Ésta es nuestra semana de descanso. La publicidad política se detiene (supuestamente) y las campañas se terminan justo antes de la elección con la pretendida confianza de que en esos días purificaremos nuestras miradas y podremos elegir los votos con perspectiva. Sin embargo, el plan es tan ingenuo como esperar que después de un concierto de rock escuchemos con atención el silencio, en vez de la odiosa y constante campanita. El asedio implacable de los medios nos ha mareado suficiente como para estarnos contoneando no una semana, sino varios meses cuando menos.
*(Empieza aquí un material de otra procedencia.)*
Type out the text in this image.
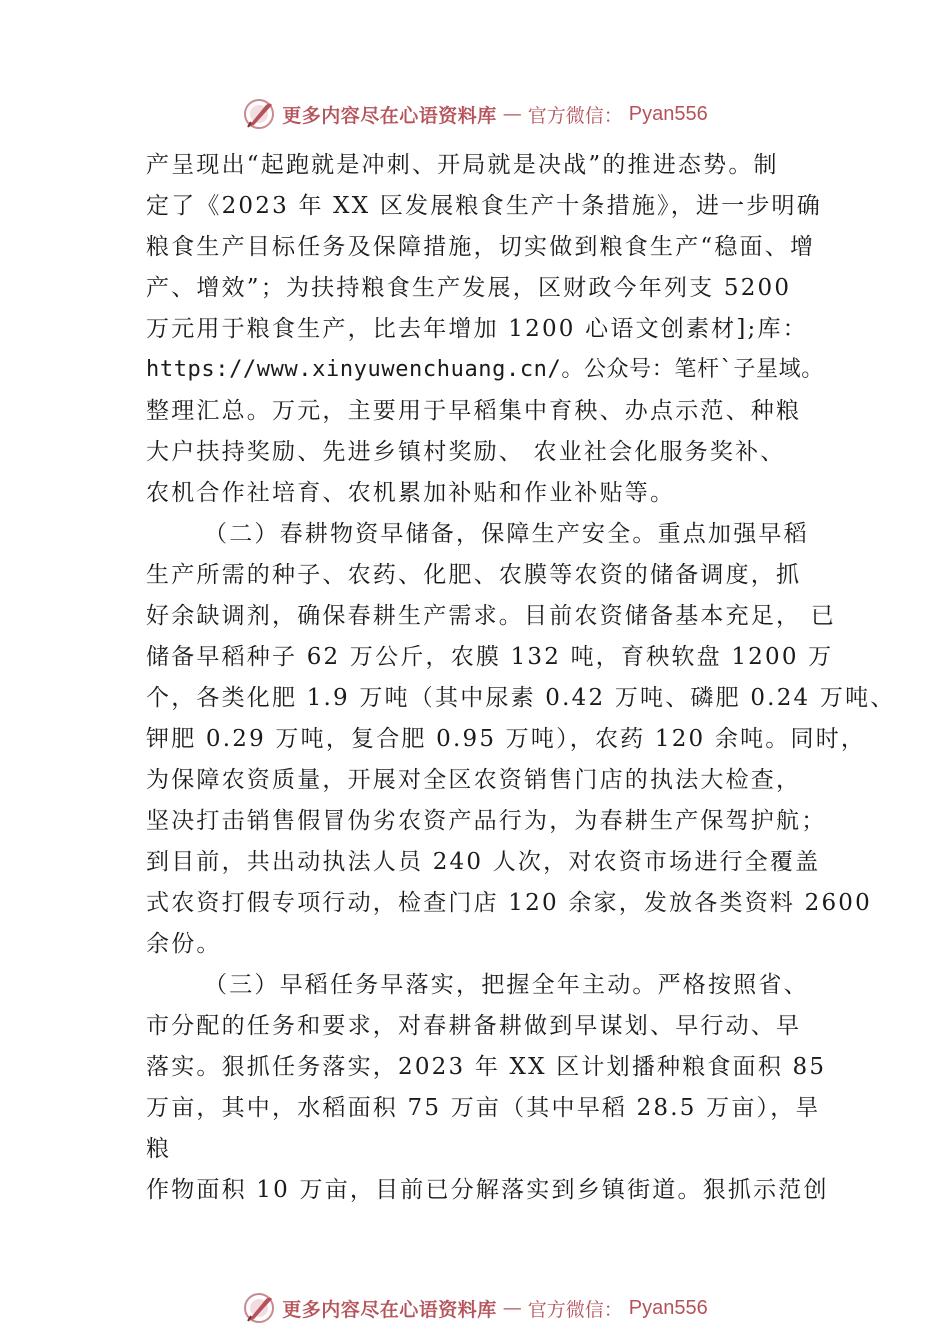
更多内容尽在心语资料库 — 官方微信： Pyan556
产呈现出“起跑就是冲刺、开局就是决战”的推进态势。制
定了《2023 年 XX 区发展粮食生产十条措施》，进一步明确
粮食生产目标任务及保障措施，切实做到粮食生产“稳面、增
产、增效”；为扶持粮食生产发展，区财政今年列支 5200
万元用于粮食生产，比去年增加 1200 心语文创素材];库：
https://www.xinyuwenchuang.cn/。公众号：笔杆`子星域。
整理汇总。万元，主要用于早稻集中育秧、办点示范、种粮
大户扶持奖励、先进乡镇村奖励、 农业社会化服务奖补、
农机合作社培育、农机累加补贴和作业补贴等。
（二）春耕物资早储备，保障生产安全。重点加强早稻
生产所需的种子、农药、化肥、农膜等农资的储备调度，抓
好余缺调剂，确保春耕生产需求。目前农资储备基本充足， 已
储备早稻种子 62 万公斤，农膜 132 吨，育秧软盘 1200 万
个，各类化肥 1.9 万吨（其中尿素 0.42 万吨、磷肥 0.24 万吨、
钾肥 0.29 万吨，复合肥 0.95 万吨），农药 120 余吨。同时，
为保障农资质量，开展对全区农资销售门店的执法大检查，
坚决打击销售假冒伪劣农资产品行为，为春耕生产保驾护航；
到目前，共出动执法人员 240 人次，对农资市场进行全覆盖
式农资打假专项行动，检查门店 120 余家，发放各类资料 2600
余份。
（三）早稻任务早落实，把握全年主动。严格按照省、
市分配的任务和要求，对春耕备耕做到早谋划、早行动、早
落实。狠抓任务落实，2023 年 XX 区计划播种粮食面积 85
万亩，其中，水稻面积 75 万亩（其中早稻 28.5 万亩），旱
粮
作物面积 10 万亩，目前已分解落实到乡镇街道。狠抓示范创
更多内容尽在心语资料库 — 官方微信： Pyan556
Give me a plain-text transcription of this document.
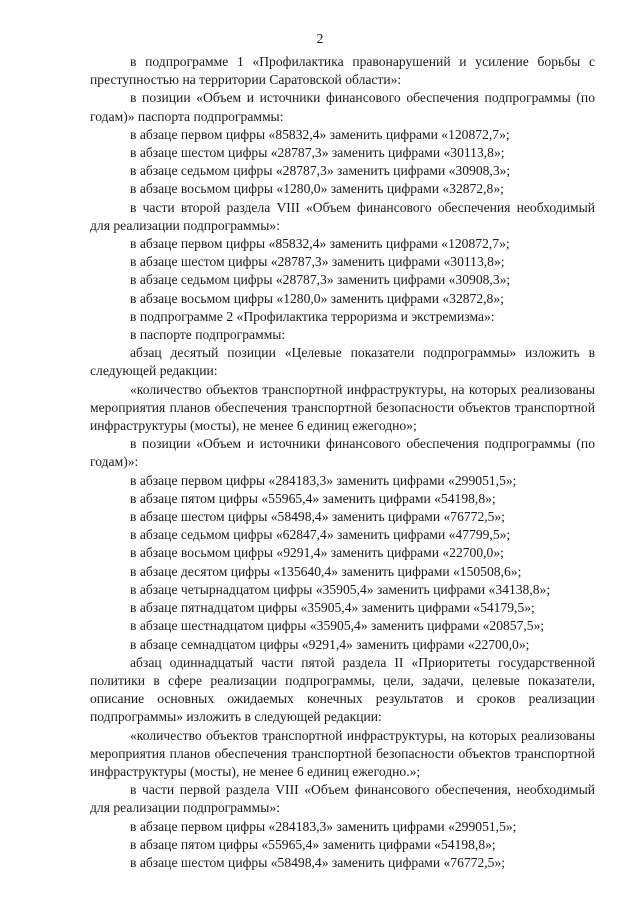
2

в подпрограмме 1 «Профилактика правонарушений и усиление борьбы с преступностью на территории Саратовской области»:

в позиции «Объем и источники финансового обеспечения подпрограммы (по годам)» паспорта подпрограммы:

в абзаце первом цифры «85832,4» заменить цифрами «120872,7»;

в абзаце шестом цифры «28787,3» заменить цифрами «30113,8»;

в абзаце седьмом цифры «28787,3» заменить цифрами «30908,3»;

в абзаце восьмом цифры «1280,0» заменить цифрами «32872,8»;

в части второй раздела VIII «Объем финансового обеспечения необходимый для реализации подпрограммы»:

в абзаце первом цифры «85832,4» заменить цифрами «120872,7»;

в абзаце шестом цифры «28787,3» заменить цифрами «30113,8»;

в абзаце седьмом цифры «28787,3» заменить цифрами «30908,3»;

в абзаце восьмом цифры «1280,0» заменить цифрами «32872,8»;

в подпрограмме 2 «Профилактика терроризма и экстремизма»:

в паспорте подпрограммы:

абзац десятый позиции «Целевые показатели подпрограммы» изложить в следующей редакции:

«количество объектов транспортной инфраструктуры, на которых реализованы мероприятия планов обеспечения транспортной безопасности объектов транспортной инфраструктуры (мосты), не менее 6 единиц ежегодно»;

в позиции «Объем и источники финансового обеспечения подпрограммы (по годам)»:

в абзаце первом цифры «284183,3» заменить цифрами «299051,5»;

в абзаце пятом цифры «55965,4» заменить цифрами «54198,8»;

в абзаце шестом цифры «58498,4» заменить цифрами «76772,5»;

в абзаце седьмом цифры «62847,4» заменить цифрами «47799,5»;

в абзаце восьмом цифры «9291,4» заменить цифрами «22700,0»;

в абзаце десятом цифры «135640,4» заменить цифрами «150508,6»;

в абзаце четырнадцатом цифры «35905,4» заменить цифрами «34138,8»;

в абзаце пятнадцатом цифры «35905,4» заменить цифрами «54179,5»;

в абзаце шестнадцатом цифры «35905,4» заменить цифрами «20857,5»;

в абзаце семнадцатом цифры «9291,4» заменить цифрами «22700,0»;

абзац одиннадцатый части пятой раздела II «Приоритеты государственной политики в сфере реализации подпрограммы, цели, задачи, целевые показатели, описание основных ожидаемых конечных результатов и сроков реализации подпрограммы» изложить в следующей редакции:

«количество объектов транспортной инфраструктуры, на которых реализованы мероприятия планов обеспечения транспортной безопасности объектов транспортной инфраструктуры (мосты), не менее 6 единиц ежегодно.»;

в части первой раздела VIII «Объем финансового обеспечения, необходимый для реализации подпрограммы»:

в абзаце первом цифры «284183,3» заменить цифрами «299051,5»;

в абзаце пятом цифры «55965,4» заменить цифрами «54198,8»;

в абзаце шестом цифры «58498,4» заменить цифрами «76772,5»;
De todas maneras, es importante tratar de asirse de algo y hacer base en la tierra. El diálogo sobre nuestras posibilidades pronto será inconsecuente y la magia de la demagogia se pondrá a prueba en la verdadera política, la de las acciones públicas y no la de los desfiles partidistas.

Estos días serán nuestro profundo respiro antes de la zambullida, nuestra densa obscuridad antes del alba. Ojalá que nos sirvan para apreciar su recuerdo cuando el ruido vuelva a treparse a decibeles insoportables. Ojalá que no sea tan poco tiempo que ni cuenta nos demos de qué tan alterados estábamos cuando votamos.